Der Autor ist entschlossen darzulegen, dass die totalitären Regierungen dieser Zeit, wie die des faschistischen Deutschlands, von Natur aus gegen den religiösen Glauben sind. Er hält solche extremen politischen Bekenntnisse auch für "antihuman", da sie den Glauben und die Beziehung des Menschen zu Gott zugunsten der äußersten Hingabe an faschistisch-nationalistische Ideen zu unterdrücken suchen. Daher ist der Krieg nicht einfach ein Versuch, einen feindlichen Feind und eine feindliche Ideologie zu besiegen, sondern eine Mission, die Welt zurück zum Frieden, zur göttlichen Moral und zu den amerikanischen Vorstellungen von Demokratie und Gerechtigkeit zu führen.

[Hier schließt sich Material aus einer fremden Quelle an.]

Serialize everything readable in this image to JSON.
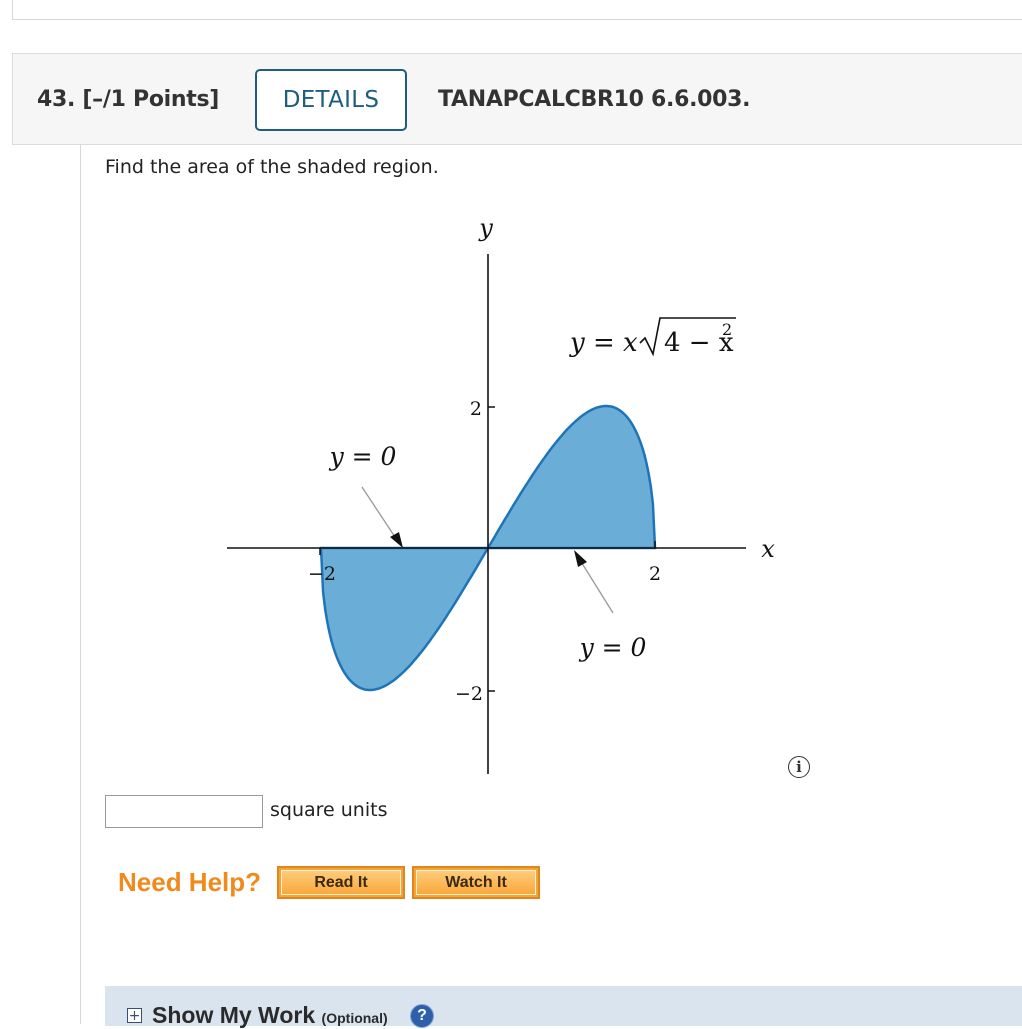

Mit Blick auf die Wiederherstellung des Friedens ruft Sheen zu einer tiefgreifenden Neubewertung der politischen und wirtschaftlichen Systeme auf, die dem Ausbruch der totalitären Ideologie und schließlich des Krieges vorausgingen. Der Autor zitiert Papst Pius XII. zur Untermauerung seiner Argumente und hält das unaufhörliche Streben nach materiellem Besitz für zersetzend. Die mechanischen Errungenschaften einer immer effizienteren und reichhaltigeren Produktion gehen nicht mit einer moralischen Besserung einher. Die allumfassende Verfügungsgewalt des Menschen über die Erde und ihre Ressourcen sowie das Aufkommen der Massenmedien erhöhen das Potenzial für skrupellose Menschen, großen Schaden anzurichten.